Mammographic studies of invasive micropapillary carcinoma of the breast tend to show a high density, irregular or round solid mass (Irregular shapes are somewhat more common). Micropapillary breast carcinoma tumors tend to have spiculated margins, (between 50%-70% of the time) and are variably associated with microcalcifications, occuring more or less 50% of the time. Microcalcifications, when present, tend to be either pleomorphic, punctate, or both, and their distribution tends to be either segmental or clustered.

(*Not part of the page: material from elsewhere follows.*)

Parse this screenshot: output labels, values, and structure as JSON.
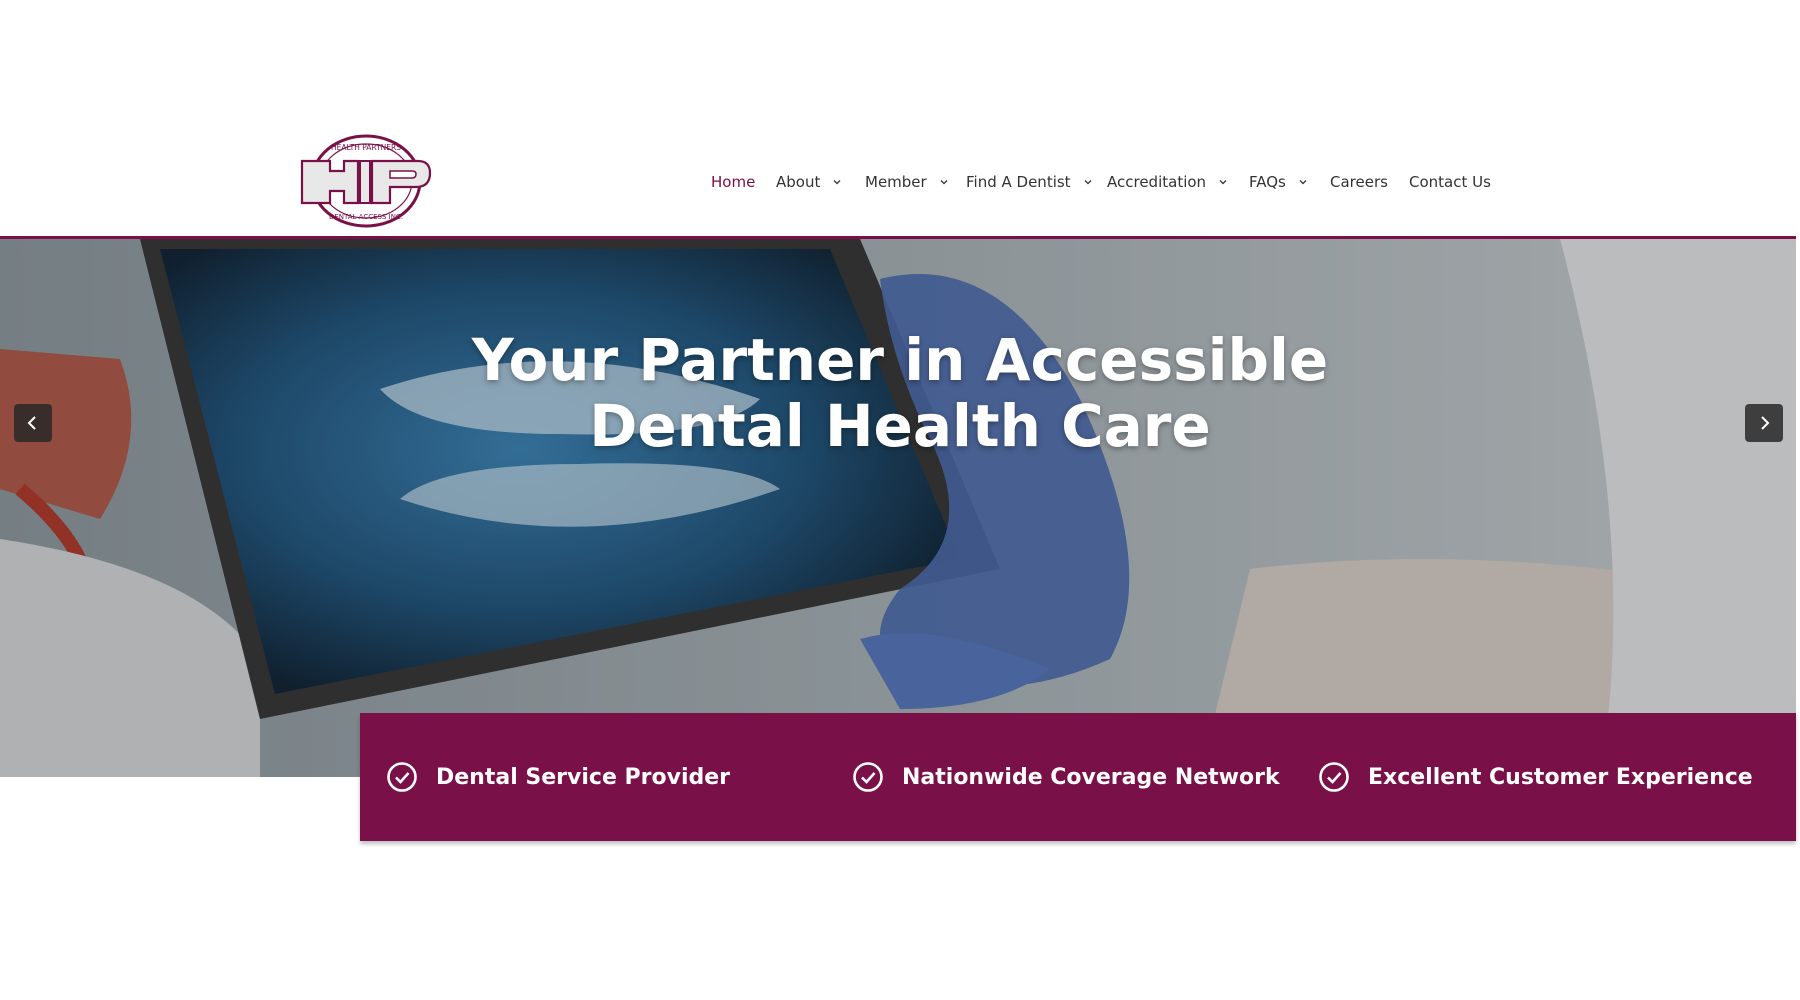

MRI may be a useful tool in diagnosing micropapillary breast cancer
MRI (magnetic resonance imaging) may or may not be used to evaluate invasive micropapillary breast cancer tumors, but it can be a useful ‘preoperative‘ tool for defining the extent of the tumor and excluding the possibility of multifocality. MRI imaging can also frequently show associated findings such as skin thickening, lymphadenopathy, and chest wall invasion, which would not be apparent through other diagnostic modalities.

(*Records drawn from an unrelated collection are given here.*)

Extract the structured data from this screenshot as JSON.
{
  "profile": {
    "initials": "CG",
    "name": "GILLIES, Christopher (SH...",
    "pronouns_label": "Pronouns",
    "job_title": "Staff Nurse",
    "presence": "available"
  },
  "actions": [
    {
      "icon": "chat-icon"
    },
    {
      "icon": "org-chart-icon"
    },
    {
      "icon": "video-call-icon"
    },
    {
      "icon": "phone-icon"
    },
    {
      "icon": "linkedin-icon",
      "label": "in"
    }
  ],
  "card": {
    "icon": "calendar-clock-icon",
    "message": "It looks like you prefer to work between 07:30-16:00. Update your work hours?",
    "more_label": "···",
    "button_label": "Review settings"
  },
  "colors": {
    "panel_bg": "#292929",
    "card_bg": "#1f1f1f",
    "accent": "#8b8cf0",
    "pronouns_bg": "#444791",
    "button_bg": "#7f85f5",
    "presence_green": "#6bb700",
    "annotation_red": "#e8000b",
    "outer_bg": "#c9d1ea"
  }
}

Ultrasound images of invasive micropapillary breast tumors will tend to show a solid hypoechoic mass, with either irregular or microlobulated margins. Over 90% will tend to show a homogeneous echo texture, and around 60% may show posterior acoustic shadowing. The sonogram of invasive micropapillary breast carcinoma shown below features a round, hypoechoic, solid mass (about 1 cm in diameter) with irregular margins and prominent posterior acoustic shadowing.

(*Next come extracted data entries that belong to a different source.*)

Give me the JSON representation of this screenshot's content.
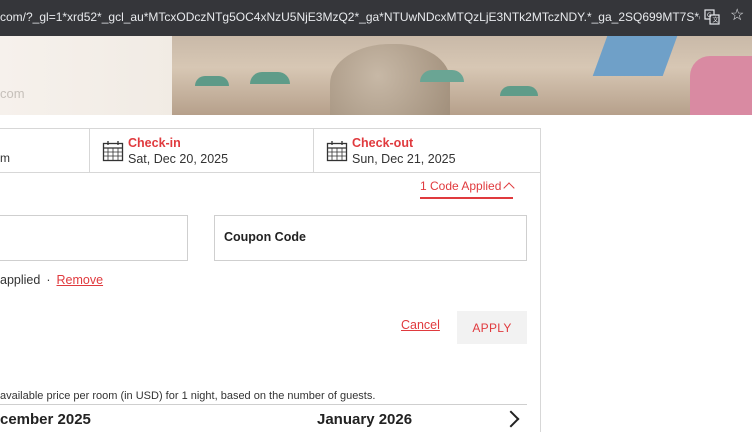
{
  "browser": {
    "url": "com/?_gl=1*xrd52*_gcl_au*MTcxODczNTg5OC4xNzU5NjE3MzQ2*_ga*NTUwNDcxMTQzLjE3NTk2MTczNDY.*_ga_2SQ699MT7S*czE3NTk2M..."
  },
  "hero": {
    "domain_text": "com"
  },
  "booking": {
    "prev_cell_value": "m",
    "check_in_label": "Check-in",
    "check_in_value": "Sat, Dec 20, 2025",
    "check_out_label": "Check-out",
    "check_out_value": "Sun, Dec 21, 2025",
    "code_applied_label": "1 Code Applied",
    "coupon_placeholder": "Coupon Code",
    "applied_text": "applied",
    "dot": "·",
    "remove_label": "Remove",
    "cancel_label": "Cancel",
    "apply_label": "APPLY",
    "price_note": "available price per room (in USD) for 1 night, based on the number of guests.",
    "month_left": "cember 2025",
    "month_right": "January 2026"
  },
  "colors": {
    "accent": "#e03a3e",
    "border": "#d7d7d7"
  }
}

Factors most likely to effect the prognosis of invasive micropapillary breast cancer
The mortality rate for micropapillary breast cancer is unfortunately quite high, at over 40%. The average interval between full presentation of the disease and death is about 3 years.
The factors which seem most likely to affect a poor prognosis are skin involvement, and nodal status. However, once lymph node metastasis is confirmed, the outlook for invasive micropapillary breast cancer does not differ significantly from other breast cancers which have metastasized to the lymph nodes. Skin invasion is a significant predictor of a poor prognosis with invasive micropapillary breast cancer, leading to mortality in about 50% of all cases in which it occurs. Aspects of the tumor which are most likely to influence the risk of metastasis are the histologic grade (based on the number of atypical cells and the rate of mitosis), lymphocyte infiltration, and lymphatic vessel density. Low grading or high grade also has an influence.
Treatment for invasive micropapillary carcinoma of the breast
Invasive micropapillary breast carcinoma is a highly aggressive form of breast cancer which requires the earliest possible diagnosis and aggressive intervention, as well as management. The high rate of local recurrence and high probability of lymph node metastasis will usually prompt the surgeon to suggest either a modified or full radical mastectomy, though breast conserving surgery is attempted in a minority of situations. Axillary dissection will usually accompany a modified or radical mastectomy. Adjuvant treatment with chemotherapy is often utilized as well, but usually only if there is evidence of axillary node metastasis, or when there is not yet lymph node metastasis but the tumor is larger than 1 cm.